In a previous life I was responsible for reviewing a draft claim set (i.e., the legally operative part for enforcement of a patent) for a patent application drawn to a prodrug in which the independent claim turned on the phrase "to provide better solubility."
Better solubility? Better than what? Brick dust? Glucose? What? A patent litigator on seeing that would either dissolve in laughter or throw a rope over a joist in his garage, depending on which side he was on.
Now that was harmless enough, and readily fixed (although it did reflect badly on the person drafting that claim, who should have known better). But in other contexts, unbased comparatives are a mainstay of writing meretricious but effective propaganda.

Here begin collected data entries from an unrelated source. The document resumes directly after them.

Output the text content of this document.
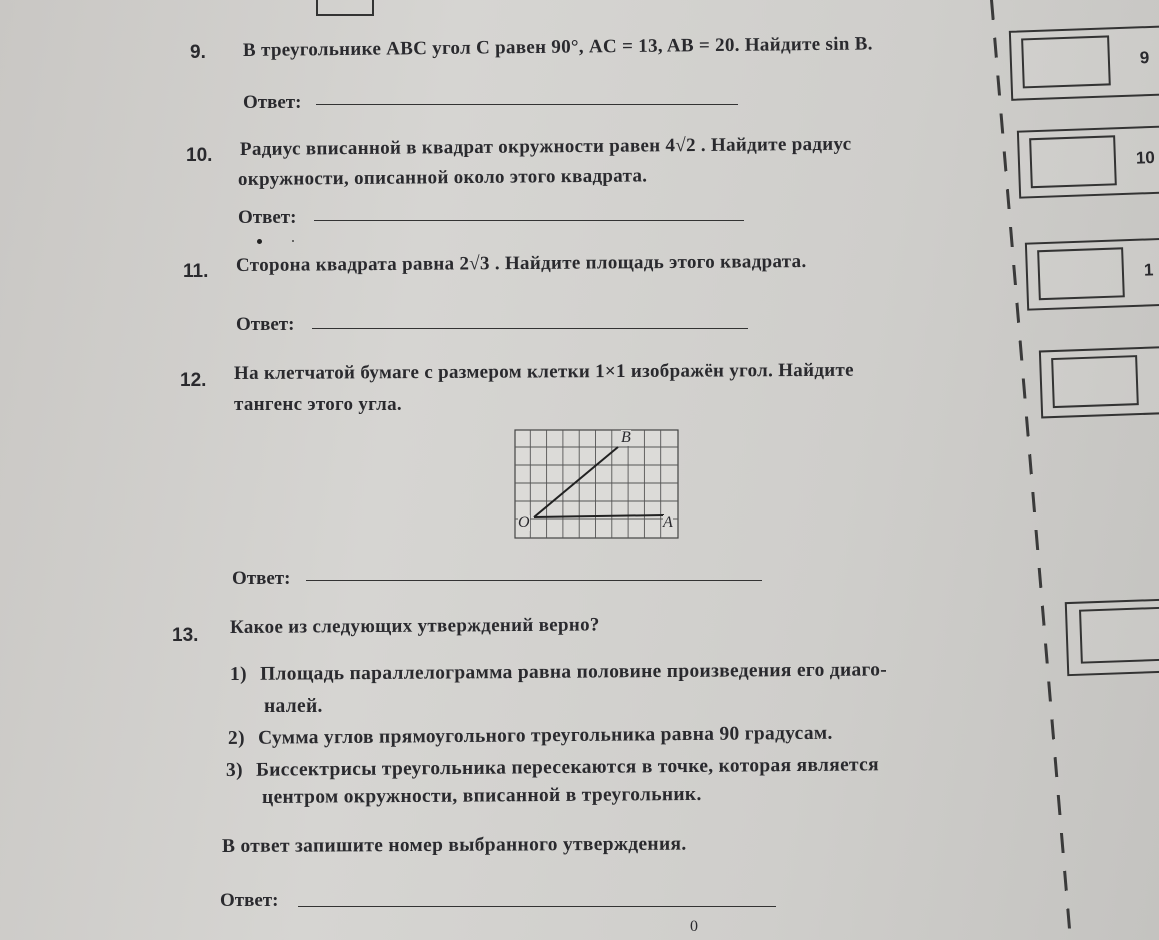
9. В треугольнике ABC угол C равен 90°, AC = 13, AB = 20. Найдите sin B.
Ответ:
10. Радиус вписанной в квадрат окружности равен 4√2 . Найдите радиус
окружности, описанной около этого квадрата.
Ответ:
11. Сторона квадрата равна 2√3 . Найдите площадь этого квадрата.
Ответ:
12. На клетчатой бумаге с размером клетки 1×1 изображён угол. Найдите
тангенс этого угла.
O	A
B
Ответ:
13. Какое из следующих утверждений верно?
1) Площадь параллелограмма равна половине произведения его диаго-
налей.
2) Сумма углов прямоугольного треугольника равна 90 градусам.
3) Биссектрисы треугольника пересекаются в точке, которая является
центром окружности, вписанной в треугольник.
В ответ запишите номер выбранного утверждения.
Ответ:
0
9
10
1
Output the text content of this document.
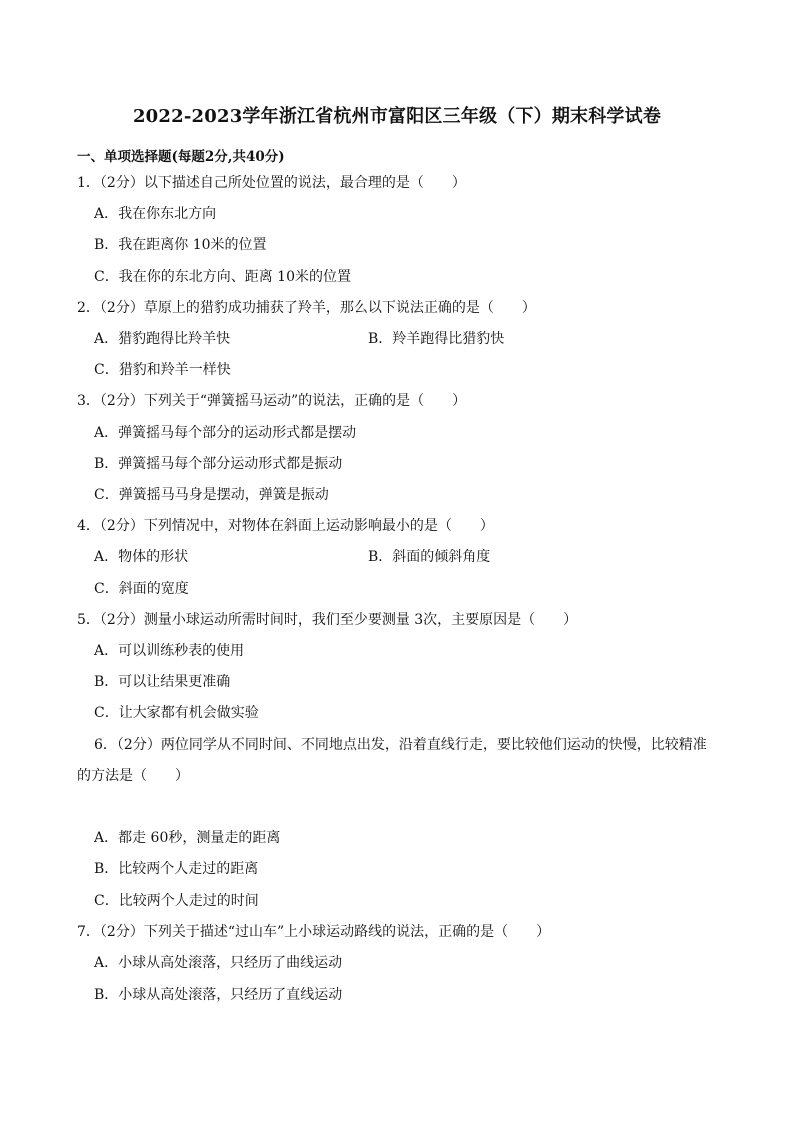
2022-2023学年浙江省杭州市富阳区三年级（下）期末科学试卷
一、单项选择题(每题2分,共40分)
1．（2分）以下描述自己所处位置的说法，最合理的是（　　）
A．我在你东北方向
B．我在距离你 10米的位置
C．我在你的东北方向、距离 10米的位置
2．（2分）草原上的猎豹成功捕获了羚羊，那么以下说法正确的是（　　）
A．猎豹跑得比羚羊快	B．羚羊跑得比猎豹快
C．猎豹和羚羊一样快
3．（2分）下列关于“弹簧摇马运动”的说法，正确的是（　　）
A．弹簧摇马每个部分的运动形式都是摆动
B．弹簧摇马每个部分运动形式都是振动
C．弹簧摇马马身是摆动，弹簧是振动
4．（2分）下列情况中，对物体在斜面上运动影响最小的是（　　）
A．物体的形状	B．斜面的倾斜角度
C．斜面的宽度
5．（2分）测量小球运动所需时间时，我们至少要测量 3次，主要原因是（　　）
A．可以训练秒表的使用
B．可以让结果更准确
C．让大家都有机会做实验
6．（2分）两位同学从不同时间、不同地点出发，沿着直线行走，要比较他们运动的快慢，比较精准
的方法是（　　）
A．都走 60秒，测量走的距离
B．比较两个人走过的距离
C．比较两个人走过的时间
7．（2分）下列关于描述“过山车”上小球运动路线的说法，正确的是（　　）
A．小球从高处滚落，只经历了曲线运动
B．小球从高处滚落，只经历了直线运动
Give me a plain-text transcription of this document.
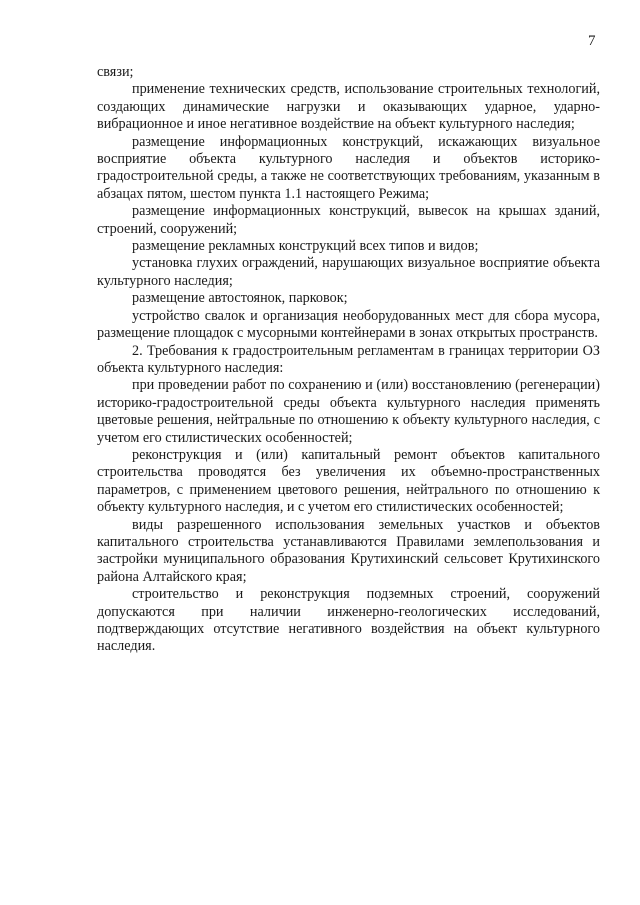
7

связи;

применение технических средств, использование строительных технологий, создающих динамические нагрузки и оказывающих ударное, ударно-вибрационное и иное негативное воздействие на объект культурного наследия;

размещение информационных конструкций, искажающих визуальное восприятие объекта культурного наследия и объектов историко-градостроительной среды, а также не соответствующих требованиям, указанным в абзацах пятом, шестом пункта 1.1 настоящего Режима;

размещение информационных конструкций, вывесок на крышах зданий, строений, сооружений;

размещение рекламных конструкций всех типов и видов;

установка глухих ограждений, нарушающих визуальное восприятие объекта культурного наследия;

размещение автостоянок, парковок;

устройство свалок и организация необорудованных мест для сбора мусора, размещение площадок с мусорными контейнерами в зонах открытых пространств.

2. Требования к градостроительным регламентам в границах территории ОЗ объекта культурного наследия:

при проведении работ по сохранению и (или) восстановлению (регенерации) историко-градостроительной среды объекта культурного наследия применять цветовые решения, нейтральные по отношению к объекту культурного наследия, с учетом его стилистических особенностей;

реконструкция и (или) капитальный ремонт объектов капитального строительства проводятся без увеличения их объемно-пространственных параметров, с применением цветового решения, нейтрального по отношению к объекту культурного наследия, и с учетом его стилистических особенностей;

виды разрешенного использования земельных участков и объектов капитального строительства устанавливаются Правилами землепользования и застройки муниципального образования Крутихинский сельсовет Крутихинского района Алтайского края;

строительство и реконструкция подземных строений, сооружений допускаются при наличии инженерно-геологических исследований, подтверждающих отсутствие негативного воздействия на объект культурного наследия.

For example, a video on a gritty industry in India gravely intoned that one in four workers in that industry died of cancer. This was by way of establishing the horrific conditions in which they worked. Now God knows the conditions were indeed horrific, but that statistic, without more (e.g., age at death, or comparison with other occupations in India), proved nothing, since a cursory search revealed that one in four Americans dies of cancer as well. But the statistic, provided without comparison, clearly invited the conclusion that this rate of cancer mortality was sky-high.
A similar phenomenon occurred recently in the Derek Chauvin case, in which some commentators averred that he was a bad cop because he had 12 complaints of use of excessive force. (All but two of which were dismissed.)

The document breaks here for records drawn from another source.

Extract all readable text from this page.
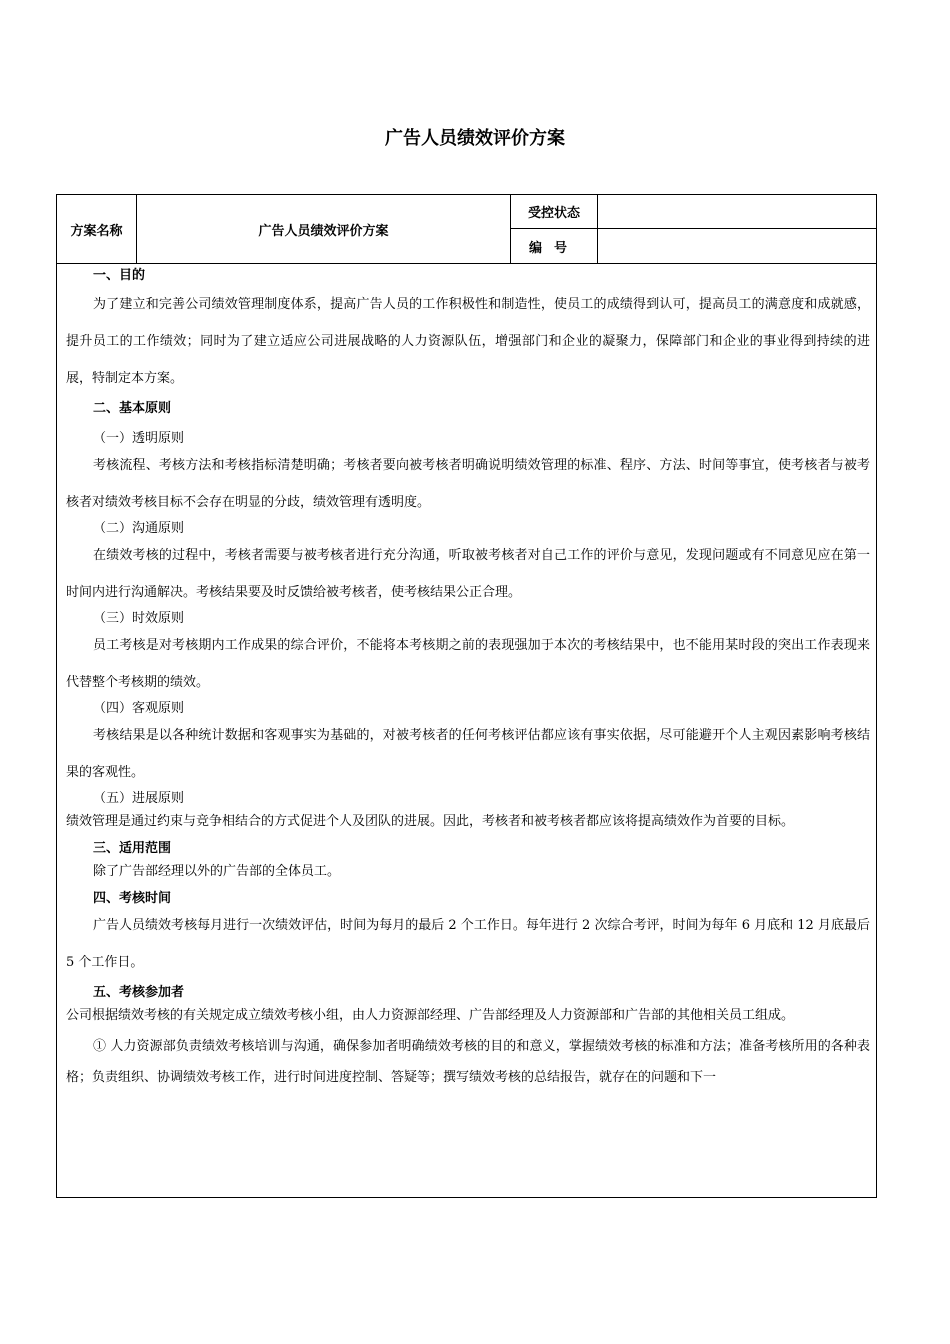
广告人员绩效评价方案
方案名称	广告人员绩效评价方案
受控状态
编号
一、目的

为了建立和完善公司绩效管理制度体系，提高广告人员的工作积极性和制造性，使员工的成绩得到认可，提高员工的满意度和成就感，提升员工的工作绩效；同时为了建立适应公司进展战略的人力资源队伍，增强部门和企业的凝聚力，保障部门和企业的事业得到持续的进展，特制定本方案。

二、基本原则
（一）透明原则

考核流程、考核方法和考核指标清楚明确；考核者要向被考核者明确说明绩效管理的标准、程序、方法、时间等事宜，使考核者与被考核者对绩效考核目标不会存在明显的分歧，绩效管理有透明度。

（二）沟通原则

在绩效考核的过程中，考核者需要与被考核者进行充分沟通，听取被考核者对自己工作的评价与意见，发现问题或有不同意见应在第一时间内进行沟通解决。考核结果要及时反馈给被考核者，使考核结果公正合理。

（三）时效原则

员工考核是对考核期内工作成果的综合评价，不能将本考核期之前的表现强加于本次的考核结果中，也不能用某时段的突出工作表现来代替整个考核期的绩效。

（四）客观原则

考核结果是以各种统计数据和客观事实为基础的，对被考核者的任何考核评估都应该有事实依据，尽可能避开个人主观因素影响考核结果的客观性。

（五）进展原则

绩效管理是通过约束与竞争相结合的方式促进个人及团队的进展。因此，考核者和被考核者都应该将提高绩效作为首要的目标。

三、适用范围

除了广告部经理以外的广告部的全体员工。

四、考核时间

广告人员绩效考核每月进行一次绩效评估，时间为每月的最后 2 个工作日。每年进行 2 次综合考评，时间为每年 6 月底和 12 月底最后 5 个工作日。

五、考核参加者

公司根据绩效考核的有关规定成立绩效考核小组，由人力资源部经理、广告部经理及人力资源部和广告部的其他相关员工组成。

① 人力资源部负责绩效考核培训与沟通，确保参加者明确绩效考核的目的和意义，掌握绩效考核的标准和方法；准备考核所用的各种表格；负责组织、协调绩效考核工作，进行时间进度控制、答疑等；撰写绩效考核的总结报告，就存在的问题和下一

Now is that a lot, a little, or in between? To interpret that number, we'd need a LOT more information: over what period, in what neighborhoods, in connection with how many arrests?
Chauvin had been a cop for 19 years; if he spent all that time patrolling the ghetto, and had made a lot of felony arrests, that's probably not very many at all. (Mother Teresa would probably have a couple dozen such complaints in 19 years of doing that, since I bet criminal suspects oftentimes claim use of excessive force to gain some leverage in the criminal justice system.)
Now I don't know the relevant numbers in Chauvin's case, but to compare a veteran street cop with, say, a police academy graduate who'd been on the force for a week, during which time he was guarding a doughnut shop in an upscale neighborhood would clearly be inappropriate.
So in my opinion, we have no basis for adjudging whether or not Chauvin was a bad cop. But through use of unbased comparatives he was made to look like one - only one of the manifold ways in which he was teed up before ever setting foot in the court room.